Cradle to Cradle Design is a biomimetic approach to the design that models human industry on nature’s processes to work towards a sustainable and waste elimination system.
The idea is based around our approach to design and natural resources. Sparked by the rapid depletion in resources and our harmful relationship with the planet, the method focuses on sustainability and a circular system. Our current approach to design is putting excess pressure on the planet and depleting us of our raw materials. Using without thought to ‘reusing’ has lead to unsustainable approaches to the use of natural finite resources . It is becoming a more pressing issue which more of the population have become increasingly conscious of. People have started to try and counteract this development through an array of measures including: reducing raw material consumption, producing less waste, decreasing carbon dioxide emissions and setting a long-term goal of zero emissions to name a few. But this is only really persponing the damage not undoing it.
Cradle to Cradle is a design approach outlook which takes inspiration from the cycles seen in nature and relies on the idea of ‘no waste, only nutrients’. It minimizes the amount of energy used in the life cycle of a product and works to keep all materials in continuous cycles, celebrating diversity. Every product is designed with the intention of bringing it back into the technical and/or the biological cycle. The system works by dividing everything up into 2 categories: biological and technical. Biological is things which are 100% biodegradable. Technical is everything else that is not biodegradable and should be prevented from entering the environment. Using these categories, products are deconstructed into raw materials which, at the end of the product’s lifecycle, becomes the basis of new products, creating a linear cycle.
With the Cradle to Cradle approach, we can not only reduce our negative ecological footprint but, extend our positive one. Products should be designed with this approach in mind, we have to be aware of the fate of all of its components at the end of the product’s life cycle, therefore allowing the deconstruction of the product to happen in an effortless way.
Basically, this approach aims at stimulating a world where all aspects of human existence and industry, use a cyclical and sustainable approach to the use of resources, therefore eliminating waste and boosting our positive impact on the world.
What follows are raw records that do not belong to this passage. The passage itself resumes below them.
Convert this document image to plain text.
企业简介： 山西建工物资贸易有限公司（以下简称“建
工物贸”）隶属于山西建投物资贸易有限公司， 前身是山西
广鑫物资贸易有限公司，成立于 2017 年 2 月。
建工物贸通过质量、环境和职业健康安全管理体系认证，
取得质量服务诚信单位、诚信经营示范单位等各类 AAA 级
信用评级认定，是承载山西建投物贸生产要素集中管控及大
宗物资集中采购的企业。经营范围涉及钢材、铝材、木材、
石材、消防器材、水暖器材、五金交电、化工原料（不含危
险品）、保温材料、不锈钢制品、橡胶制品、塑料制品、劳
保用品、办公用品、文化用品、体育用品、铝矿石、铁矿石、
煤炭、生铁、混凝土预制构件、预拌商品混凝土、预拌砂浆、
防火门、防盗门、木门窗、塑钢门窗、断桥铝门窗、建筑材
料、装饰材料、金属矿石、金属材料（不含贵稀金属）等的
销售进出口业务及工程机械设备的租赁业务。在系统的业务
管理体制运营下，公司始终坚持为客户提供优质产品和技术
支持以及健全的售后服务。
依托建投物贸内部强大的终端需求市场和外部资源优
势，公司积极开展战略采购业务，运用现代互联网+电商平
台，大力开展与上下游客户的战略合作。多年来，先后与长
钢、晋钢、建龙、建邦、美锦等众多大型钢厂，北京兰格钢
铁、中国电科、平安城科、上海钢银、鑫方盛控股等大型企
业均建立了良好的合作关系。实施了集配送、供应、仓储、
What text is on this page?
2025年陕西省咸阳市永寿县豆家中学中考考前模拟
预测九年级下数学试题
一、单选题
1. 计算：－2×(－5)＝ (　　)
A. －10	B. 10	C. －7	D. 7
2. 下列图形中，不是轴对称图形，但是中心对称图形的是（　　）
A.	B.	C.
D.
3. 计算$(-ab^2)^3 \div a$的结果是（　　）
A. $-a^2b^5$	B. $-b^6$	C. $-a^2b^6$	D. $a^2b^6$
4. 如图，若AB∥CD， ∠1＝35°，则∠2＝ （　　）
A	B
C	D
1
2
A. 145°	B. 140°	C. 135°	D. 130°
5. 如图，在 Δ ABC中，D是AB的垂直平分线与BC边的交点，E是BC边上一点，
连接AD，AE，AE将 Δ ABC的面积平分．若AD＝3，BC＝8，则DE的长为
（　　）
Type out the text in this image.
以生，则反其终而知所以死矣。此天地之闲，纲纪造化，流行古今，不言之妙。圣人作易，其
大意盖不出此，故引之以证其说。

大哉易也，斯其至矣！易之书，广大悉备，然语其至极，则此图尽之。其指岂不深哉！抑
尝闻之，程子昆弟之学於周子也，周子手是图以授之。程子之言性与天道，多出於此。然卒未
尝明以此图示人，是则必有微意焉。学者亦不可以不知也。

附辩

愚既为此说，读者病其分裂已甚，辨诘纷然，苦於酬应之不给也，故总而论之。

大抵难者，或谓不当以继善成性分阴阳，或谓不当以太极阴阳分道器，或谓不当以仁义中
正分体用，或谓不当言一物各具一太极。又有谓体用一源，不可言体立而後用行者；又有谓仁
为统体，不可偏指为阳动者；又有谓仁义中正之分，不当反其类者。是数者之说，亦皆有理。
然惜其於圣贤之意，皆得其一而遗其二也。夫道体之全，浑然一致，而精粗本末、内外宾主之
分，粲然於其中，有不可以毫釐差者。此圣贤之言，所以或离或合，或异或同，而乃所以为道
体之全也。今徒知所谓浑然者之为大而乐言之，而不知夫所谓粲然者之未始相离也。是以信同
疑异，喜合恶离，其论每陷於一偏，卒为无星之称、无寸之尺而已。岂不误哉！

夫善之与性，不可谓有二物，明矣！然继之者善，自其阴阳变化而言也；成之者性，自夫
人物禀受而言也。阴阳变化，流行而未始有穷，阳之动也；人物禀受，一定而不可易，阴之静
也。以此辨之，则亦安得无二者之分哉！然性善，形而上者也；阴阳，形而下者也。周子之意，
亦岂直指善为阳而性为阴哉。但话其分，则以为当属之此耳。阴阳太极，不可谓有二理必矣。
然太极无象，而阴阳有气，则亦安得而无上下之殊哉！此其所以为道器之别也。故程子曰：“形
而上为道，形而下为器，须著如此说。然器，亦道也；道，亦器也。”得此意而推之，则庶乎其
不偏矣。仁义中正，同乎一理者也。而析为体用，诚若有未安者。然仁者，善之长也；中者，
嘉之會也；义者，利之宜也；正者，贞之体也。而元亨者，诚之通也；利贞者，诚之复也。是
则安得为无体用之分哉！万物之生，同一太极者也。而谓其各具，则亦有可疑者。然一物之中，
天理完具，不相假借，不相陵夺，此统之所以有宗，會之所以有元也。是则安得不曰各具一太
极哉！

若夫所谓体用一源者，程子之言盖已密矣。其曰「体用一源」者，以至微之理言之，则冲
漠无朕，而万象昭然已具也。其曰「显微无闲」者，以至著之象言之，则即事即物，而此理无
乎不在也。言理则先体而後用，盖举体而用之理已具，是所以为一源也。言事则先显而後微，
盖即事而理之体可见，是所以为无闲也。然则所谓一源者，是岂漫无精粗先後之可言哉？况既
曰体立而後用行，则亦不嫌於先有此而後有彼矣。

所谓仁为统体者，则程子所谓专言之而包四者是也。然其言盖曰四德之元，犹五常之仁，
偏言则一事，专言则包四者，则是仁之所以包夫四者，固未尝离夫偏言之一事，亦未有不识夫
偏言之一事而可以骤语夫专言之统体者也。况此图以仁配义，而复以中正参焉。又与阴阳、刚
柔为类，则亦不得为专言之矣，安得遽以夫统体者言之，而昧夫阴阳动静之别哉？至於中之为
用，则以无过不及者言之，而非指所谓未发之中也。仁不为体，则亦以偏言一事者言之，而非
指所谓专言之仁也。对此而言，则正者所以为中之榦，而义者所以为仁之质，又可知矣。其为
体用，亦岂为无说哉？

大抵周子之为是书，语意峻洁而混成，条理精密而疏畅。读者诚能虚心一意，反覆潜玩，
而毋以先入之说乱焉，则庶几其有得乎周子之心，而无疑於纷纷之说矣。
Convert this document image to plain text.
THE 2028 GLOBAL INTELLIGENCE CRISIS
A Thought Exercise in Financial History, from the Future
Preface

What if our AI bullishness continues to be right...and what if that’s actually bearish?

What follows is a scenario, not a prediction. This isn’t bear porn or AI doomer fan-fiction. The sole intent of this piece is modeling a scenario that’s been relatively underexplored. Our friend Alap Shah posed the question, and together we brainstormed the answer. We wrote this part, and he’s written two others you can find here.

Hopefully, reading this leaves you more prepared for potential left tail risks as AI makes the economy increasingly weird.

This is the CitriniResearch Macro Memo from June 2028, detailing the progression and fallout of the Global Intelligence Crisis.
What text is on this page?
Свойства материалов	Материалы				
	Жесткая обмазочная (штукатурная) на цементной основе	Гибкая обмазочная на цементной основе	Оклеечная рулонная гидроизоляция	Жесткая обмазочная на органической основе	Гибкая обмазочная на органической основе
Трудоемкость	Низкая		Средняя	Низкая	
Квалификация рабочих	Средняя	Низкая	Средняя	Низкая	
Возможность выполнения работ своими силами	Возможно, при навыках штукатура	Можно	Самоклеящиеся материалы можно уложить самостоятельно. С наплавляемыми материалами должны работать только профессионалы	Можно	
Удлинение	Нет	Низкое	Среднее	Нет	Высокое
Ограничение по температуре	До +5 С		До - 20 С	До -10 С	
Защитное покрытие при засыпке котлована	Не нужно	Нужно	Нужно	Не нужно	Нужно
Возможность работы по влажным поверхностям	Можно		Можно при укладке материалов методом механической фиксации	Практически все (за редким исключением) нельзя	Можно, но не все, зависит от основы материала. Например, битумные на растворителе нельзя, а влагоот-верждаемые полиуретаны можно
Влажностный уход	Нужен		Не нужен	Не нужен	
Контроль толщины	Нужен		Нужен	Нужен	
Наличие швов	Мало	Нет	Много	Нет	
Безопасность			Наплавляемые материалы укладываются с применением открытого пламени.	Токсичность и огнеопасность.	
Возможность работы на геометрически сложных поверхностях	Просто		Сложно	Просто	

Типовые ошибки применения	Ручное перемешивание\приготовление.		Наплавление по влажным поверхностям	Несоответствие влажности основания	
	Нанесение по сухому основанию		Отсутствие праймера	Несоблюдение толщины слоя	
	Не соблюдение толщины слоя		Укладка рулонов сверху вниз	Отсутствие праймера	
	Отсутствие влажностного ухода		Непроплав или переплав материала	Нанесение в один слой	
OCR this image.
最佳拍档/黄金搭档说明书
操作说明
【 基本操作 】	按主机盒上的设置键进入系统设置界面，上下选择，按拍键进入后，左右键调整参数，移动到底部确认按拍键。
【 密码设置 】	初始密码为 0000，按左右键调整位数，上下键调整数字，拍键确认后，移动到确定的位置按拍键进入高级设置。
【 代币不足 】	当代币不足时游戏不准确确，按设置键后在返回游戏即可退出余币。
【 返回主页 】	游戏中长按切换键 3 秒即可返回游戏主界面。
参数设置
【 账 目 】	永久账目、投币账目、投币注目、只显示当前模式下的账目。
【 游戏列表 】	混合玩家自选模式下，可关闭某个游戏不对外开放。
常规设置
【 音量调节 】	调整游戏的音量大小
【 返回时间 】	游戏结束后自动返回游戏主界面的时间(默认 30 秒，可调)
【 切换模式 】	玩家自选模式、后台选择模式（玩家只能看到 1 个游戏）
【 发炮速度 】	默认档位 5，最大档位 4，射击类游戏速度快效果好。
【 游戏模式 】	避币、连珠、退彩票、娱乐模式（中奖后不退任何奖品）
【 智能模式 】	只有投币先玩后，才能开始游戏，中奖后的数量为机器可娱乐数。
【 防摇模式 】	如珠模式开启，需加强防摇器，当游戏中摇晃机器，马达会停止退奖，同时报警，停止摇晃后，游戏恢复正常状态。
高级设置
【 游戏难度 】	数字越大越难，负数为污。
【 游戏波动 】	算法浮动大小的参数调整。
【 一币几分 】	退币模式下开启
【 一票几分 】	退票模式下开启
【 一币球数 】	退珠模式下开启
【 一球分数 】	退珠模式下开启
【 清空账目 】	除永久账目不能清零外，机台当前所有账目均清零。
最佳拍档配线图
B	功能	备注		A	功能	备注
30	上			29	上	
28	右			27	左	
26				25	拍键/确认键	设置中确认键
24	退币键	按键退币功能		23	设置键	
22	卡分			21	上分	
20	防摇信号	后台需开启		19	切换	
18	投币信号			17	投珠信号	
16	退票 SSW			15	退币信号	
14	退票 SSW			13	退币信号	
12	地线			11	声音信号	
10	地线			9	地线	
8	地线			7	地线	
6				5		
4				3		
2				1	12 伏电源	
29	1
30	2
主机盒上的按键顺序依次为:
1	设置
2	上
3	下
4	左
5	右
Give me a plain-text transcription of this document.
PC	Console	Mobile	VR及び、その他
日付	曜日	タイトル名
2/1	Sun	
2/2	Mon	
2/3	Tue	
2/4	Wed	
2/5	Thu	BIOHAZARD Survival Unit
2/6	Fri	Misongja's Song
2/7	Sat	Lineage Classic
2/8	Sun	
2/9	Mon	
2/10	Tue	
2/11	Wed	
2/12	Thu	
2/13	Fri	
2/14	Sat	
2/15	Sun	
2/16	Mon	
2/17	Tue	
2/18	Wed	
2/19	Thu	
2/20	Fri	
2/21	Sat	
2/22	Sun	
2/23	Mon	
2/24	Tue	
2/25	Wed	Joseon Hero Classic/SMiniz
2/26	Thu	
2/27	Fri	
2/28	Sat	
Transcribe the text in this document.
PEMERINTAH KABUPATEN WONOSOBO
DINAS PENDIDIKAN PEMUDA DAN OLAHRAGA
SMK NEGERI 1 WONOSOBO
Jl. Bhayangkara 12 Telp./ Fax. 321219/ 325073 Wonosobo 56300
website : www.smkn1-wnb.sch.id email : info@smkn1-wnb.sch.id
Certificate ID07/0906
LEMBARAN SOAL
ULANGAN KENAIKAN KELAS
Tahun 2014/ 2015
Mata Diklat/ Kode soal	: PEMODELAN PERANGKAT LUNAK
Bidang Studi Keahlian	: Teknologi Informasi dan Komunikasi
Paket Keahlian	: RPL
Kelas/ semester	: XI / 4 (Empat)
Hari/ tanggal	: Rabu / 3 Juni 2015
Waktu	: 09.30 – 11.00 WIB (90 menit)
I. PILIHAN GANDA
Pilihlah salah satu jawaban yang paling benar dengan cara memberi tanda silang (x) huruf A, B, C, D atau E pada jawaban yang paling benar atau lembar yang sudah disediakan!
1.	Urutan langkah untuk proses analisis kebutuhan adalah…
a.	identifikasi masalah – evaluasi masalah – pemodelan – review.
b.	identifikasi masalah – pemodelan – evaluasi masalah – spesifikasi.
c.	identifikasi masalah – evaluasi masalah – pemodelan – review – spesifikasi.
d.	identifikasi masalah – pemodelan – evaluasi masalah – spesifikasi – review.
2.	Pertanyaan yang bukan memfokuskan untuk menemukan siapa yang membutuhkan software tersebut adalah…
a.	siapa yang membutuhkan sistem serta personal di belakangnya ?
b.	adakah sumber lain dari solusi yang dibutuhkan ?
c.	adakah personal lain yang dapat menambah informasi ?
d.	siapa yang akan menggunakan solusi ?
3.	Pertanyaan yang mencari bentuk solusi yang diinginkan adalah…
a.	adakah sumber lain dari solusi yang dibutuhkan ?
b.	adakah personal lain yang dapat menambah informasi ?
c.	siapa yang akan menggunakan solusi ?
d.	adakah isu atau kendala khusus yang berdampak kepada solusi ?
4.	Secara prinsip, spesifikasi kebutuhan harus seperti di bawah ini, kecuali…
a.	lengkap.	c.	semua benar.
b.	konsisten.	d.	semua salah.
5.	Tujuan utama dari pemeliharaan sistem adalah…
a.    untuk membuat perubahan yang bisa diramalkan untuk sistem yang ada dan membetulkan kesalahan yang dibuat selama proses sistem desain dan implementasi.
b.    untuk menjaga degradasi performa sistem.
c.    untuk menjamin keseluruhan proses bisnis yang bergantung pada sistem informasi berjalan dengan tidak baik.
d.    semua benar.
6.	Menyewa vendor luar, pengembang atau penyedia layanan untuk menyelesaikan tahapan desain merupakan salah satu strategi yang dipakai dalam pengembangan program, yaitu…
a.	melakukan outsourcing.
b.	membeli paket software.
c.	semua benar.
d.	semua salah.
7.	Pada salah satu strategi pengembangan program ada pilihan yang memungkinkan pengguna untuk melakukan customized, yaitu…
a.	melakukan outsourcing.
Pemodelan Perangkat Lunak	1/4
After reading the paper and studying this approach, I am very approving and supportive of the idea. I think it is definitely the way forward in terms of design and lifestyle approach and will help the planet find equilibrium between us and nature , whereas recently it feels more often than not we are working against not together with it.
However, I fear that as stubborn humans who are more or less set in our ways, many industries will be reluctant to redesign their systems for the better of the planet if it affects their profits and flow, if even in the short term. Therefore, whilst in principle this approach is superb and the right way forward, I feel that it is unrealistic to expect the world to conform to this system in a rapid space of time and that the use and depletion of resources might increase before it ultimately starts to go down.